It’s All About the Pictures: Food Photography

Patti Cook, BA, MS, Ed.D., Culinary Grad and B & P Student (Photo Credit)

When people find out I’m a student in an online culinary and baking and pastry program, they usually ask me how such a thing is possible. I say it’s all about the pictures. The assignments include short narratives with each picture, explaining key points, but I rely on the pictures to demonstrate how I correctly prepared and plated a recipe. A valuable part of the program is that all the assignments (with pictures and narratives) are captured in an e-portfolio that anyone can view. I’m very proud of mine. It captures my passion for all things food and cooking as well as my love of food photography.

I’ve gotten compliments from prospective employers, colleagues, fellow students and others on the pictures in my culinary portfolio and in my food blogs for Escoffier Online International Culinary Academy. People who like to take food-related pictures, too, often ask for suggestions on how to take better ones.

Above all, light really matters. The more light, the better. I use a small tabletop setup with lights; such tabletop photo “studios” are easy to find and relatively inexpensive at most camera shops. I also use the lights when I’m a taking a picture at the stove or on the counter to create a brighter picture. I’ve even been known in restaurants to move a candle or lamp to shine get more light into a picture. Bottom line: Turn on as many lights as you can.

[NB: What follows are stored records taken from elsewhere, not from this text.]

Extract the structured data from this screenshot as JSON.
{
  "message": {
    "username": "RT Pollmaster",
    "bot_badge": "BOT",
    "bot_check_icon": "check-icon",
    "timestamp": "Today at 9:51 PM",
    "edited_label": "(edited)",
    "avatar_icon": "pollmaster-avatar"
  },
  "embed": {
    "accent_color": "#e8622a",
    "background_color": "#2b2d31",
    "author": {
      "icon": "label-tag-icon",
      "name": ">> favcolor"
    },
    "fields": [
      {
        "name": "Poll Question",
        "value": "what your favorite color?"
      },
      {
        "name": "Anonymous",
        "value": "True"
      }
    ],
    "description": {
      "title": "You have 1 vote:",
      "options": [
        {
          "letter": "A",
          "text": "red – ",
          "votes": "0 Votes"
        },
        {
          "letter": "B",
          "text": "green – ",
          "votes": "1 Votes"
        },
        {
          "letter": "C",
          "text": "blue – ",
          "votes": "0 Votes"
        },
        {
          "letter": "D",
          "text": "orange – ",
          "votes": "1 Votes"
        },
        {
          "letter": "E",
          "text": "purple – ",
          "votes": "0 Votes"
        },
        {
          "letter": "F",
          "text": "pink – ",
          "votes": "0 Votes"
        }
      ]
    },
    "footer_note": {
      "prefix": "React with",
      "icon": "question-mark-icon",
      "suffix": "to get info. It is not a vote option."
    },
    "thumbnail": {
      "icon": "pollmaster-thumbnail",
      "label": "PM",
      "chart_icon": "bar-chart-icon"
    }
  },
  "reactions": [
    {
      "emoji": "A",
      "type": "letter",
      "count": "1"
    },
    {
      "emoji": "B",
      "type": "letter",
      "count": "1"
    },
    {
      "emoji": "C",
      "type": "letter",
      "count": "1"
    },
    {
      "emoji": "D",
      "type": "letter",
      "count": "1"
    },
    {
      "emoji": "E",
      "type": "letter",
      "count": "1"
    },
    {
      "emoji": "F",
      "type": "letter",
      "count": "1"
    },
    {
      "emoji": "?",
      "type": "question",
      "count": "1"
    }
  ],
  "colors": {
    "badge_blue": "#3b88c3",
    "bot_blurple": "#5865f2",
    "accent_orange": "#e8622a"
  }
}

Once lighting is set, figure out what you want the “center” of the picture to be. What are you trying to capture? If the garnish is what’s beautiful to you, zoom in on that. If the whole plate wows you, remove other things around it and zoom in on that. If you’re trying to demonstrate a technique, use a program like Pic Monkey to take pictures of the different steps and compile them into one picture.


I also suggest—OK, sometimes crazily—that you have to take a bunch of pictures at different angles too. I might take 10 pictures and get one really good one. Even though they might initially look similar, when you really go through them you realize some are much better than others.

Another suggestion is to look at pictures in food magazines, books and blogs that you like and notice what stands out for you. For example, I’ve found I love pictures that have table settings and beverages in addition to the food, so I try to include napkins, silverware and glasses in my pictures.


From my kitchen seat, capturing memories of beautiful food we’ve enjoyed holds it in our hearts. I remember using my parents’ Polaroid when I was 5 to take a picture of floating meringues (although in retrospect I realize they weren’t quite the success I thought they were). I’m clearly not alone. The trend is for more and more people to enjoy taking and looking at pictures of food. It’s like eating your cake and having it, too: captured so you can look at it again. How sweet is that?